Хорошо, что седок успел взять повод покороче, чтобы животное не могло повернуть голову и дотянуться. Однако ехать прямо всё равно не получалось, а затем Тодорис почувствовал, как его слегка подбрасывает в воздух - конь, не желавший подчиняться, попытался кидать задом.


По счастью это не был один из тех великолепных породистых жеребцов, которые легко преодолевают преграду высотой в человеческий рост. Такой жеребец одним ловким движением зада способен отправить неугодного всадника в полёт, как если бы седло на конской спине было не седлом, а чашей катапульты.


У обычного коня не хватало сил на такие трюки, да и тяжёлые доспехи всадника делали полёт ещё менее возможным, но Тодорис понимал, что борьба не кончена. Животное могло попытаться лечь и валяться, подминая его. А меж тем двое турок, выбитых из седла, очнулись. Ещё минута и они приблизятся, чтобы схватить "вора".

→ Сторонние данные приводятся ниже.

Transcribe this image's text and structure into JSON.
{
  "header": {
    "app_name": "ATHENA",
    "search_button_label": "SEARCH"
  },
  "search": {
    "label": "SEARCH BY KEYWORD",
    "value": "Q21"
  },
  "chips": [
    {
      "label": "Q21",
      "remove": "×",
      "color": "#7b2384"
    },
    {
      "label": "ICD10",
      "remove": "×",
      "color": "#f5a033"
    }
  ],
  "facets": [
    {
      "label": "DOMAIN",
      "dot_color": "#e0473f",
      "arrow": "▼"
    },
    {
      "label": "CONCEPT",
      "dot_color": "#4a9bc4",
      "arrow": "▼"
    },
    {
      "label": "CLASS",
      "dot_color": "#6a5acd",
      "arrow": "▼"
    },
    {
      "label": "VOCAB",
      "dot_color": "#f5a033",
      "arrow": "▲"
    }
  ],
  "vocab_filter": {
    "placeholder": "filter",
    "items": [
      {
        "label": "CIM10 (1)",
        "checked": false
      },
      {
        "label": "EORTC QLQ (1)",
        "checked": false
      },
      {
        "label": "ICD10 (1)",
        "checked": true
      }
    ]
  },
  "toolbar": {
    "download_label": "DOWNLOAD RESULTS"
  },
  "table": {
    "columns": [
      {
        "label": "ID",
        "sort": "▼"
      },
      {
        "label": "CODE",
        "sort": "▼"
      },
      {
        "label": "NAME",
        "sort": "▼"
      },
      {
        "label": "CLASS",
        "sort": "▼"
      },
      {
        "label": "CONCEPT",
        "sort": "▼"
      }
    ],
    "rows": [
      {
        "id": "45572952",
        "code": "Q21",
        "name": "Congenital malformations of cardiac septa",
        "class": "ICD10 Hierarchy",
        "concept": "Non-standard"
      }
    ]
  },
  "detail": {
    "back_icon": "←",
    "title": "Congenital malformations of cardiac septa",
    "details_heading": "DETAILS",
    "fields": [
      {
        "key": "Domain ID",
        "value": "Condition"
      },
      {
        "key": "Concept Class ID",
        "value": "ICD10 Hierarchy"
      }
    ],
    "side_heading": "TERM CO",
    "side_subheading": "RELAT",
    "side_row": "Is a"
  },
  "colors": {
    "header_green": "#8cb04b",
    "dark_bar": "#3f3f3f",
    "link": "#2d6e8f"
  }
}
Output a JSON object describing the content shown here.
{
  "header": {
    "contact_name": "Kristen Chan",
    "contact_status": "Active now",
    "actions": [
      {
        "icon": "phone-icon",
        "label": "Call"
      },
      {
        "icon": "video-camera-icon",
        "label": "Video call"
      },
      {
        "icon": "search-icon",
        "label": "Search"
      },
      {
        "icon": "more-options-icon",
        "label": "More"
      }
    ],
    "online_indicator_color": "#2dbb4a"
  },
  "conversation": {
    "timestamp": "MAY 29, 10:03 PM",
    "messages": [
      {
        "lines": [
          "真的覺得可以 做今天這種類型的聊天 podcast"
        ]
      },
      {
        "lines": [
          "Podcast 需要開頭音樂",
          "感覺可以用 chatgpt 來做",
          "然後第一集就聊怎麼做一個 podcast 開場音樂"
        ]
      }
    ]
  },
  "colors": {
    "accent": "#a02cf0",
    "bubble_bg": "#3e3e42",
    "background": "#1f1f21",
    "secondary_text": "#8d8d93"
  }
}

Тодорис вытащил меч, готовясь отбиваться, но вдруг решил сделать то, чего никогда прежде не делал, и поэтому не был уверен в результате. Не имея хлыста, он вместо этого кольнул коня мечом, не забыв с силой двинуть пятками по конским бокам и подать руку с поводом чуть вперёд. Животное дёрнулось, ещё раз попыталось подкинуть седока, снова получило сильный удар пятками и, не дожидаясь нового укола мечом, сдалось.


Конь понёсся галопом по улице, и теперь Тодорис думал только о том, как бы удержаться в седле, не врезаться в стену, если на пути попадётся резкий поворот.


Несмотря ни на что он благополучно домчался до ставки василевса, однако оказалось, что василевса там нет.


- Уехал на литургию и не возвращался, - сказали Тодорису.

- Куда? В который храм?

- В Святую Софию.


Разгорячённый турецкий конь, не заставляя себя упрашивать, тут же снова поскакал туда, куда указывал всадник. Колоннада улицы Месы будто высчитывала, насколько резво они двигаются. Если, по мнению Тодориса, колонны слева и справа начинали мелькать слишком медленно, он подгонял коня, а тот прижимал уши, косил глазом, но ускорялся. Редкие прохожие торопились уступить дорогу. Собаки с громким лаем устремлялись вслед, но скоро отставали.


Огромная четырёхугольная площадь - форум Феодосия - быстро промелькнула и снова сменилась широкой улицей с колоннадами. Вот круглая площадь - форум Константина. Колонна в центре круга, как обычно, отбрасывала на землю чёрную тень, а турецкий конь, приняв эту тень за препятствие, перепрыгнул её.


Вот и площадь перед Святой Софией, совсем не большая и окруженная зданиями, построенными в разное время и в разном стиле. У южных дверей в храм, через которые по обычаю входил василевс, стояла стража. Западные двери были закрыты, поэтому Тодорис направился прямо к южным.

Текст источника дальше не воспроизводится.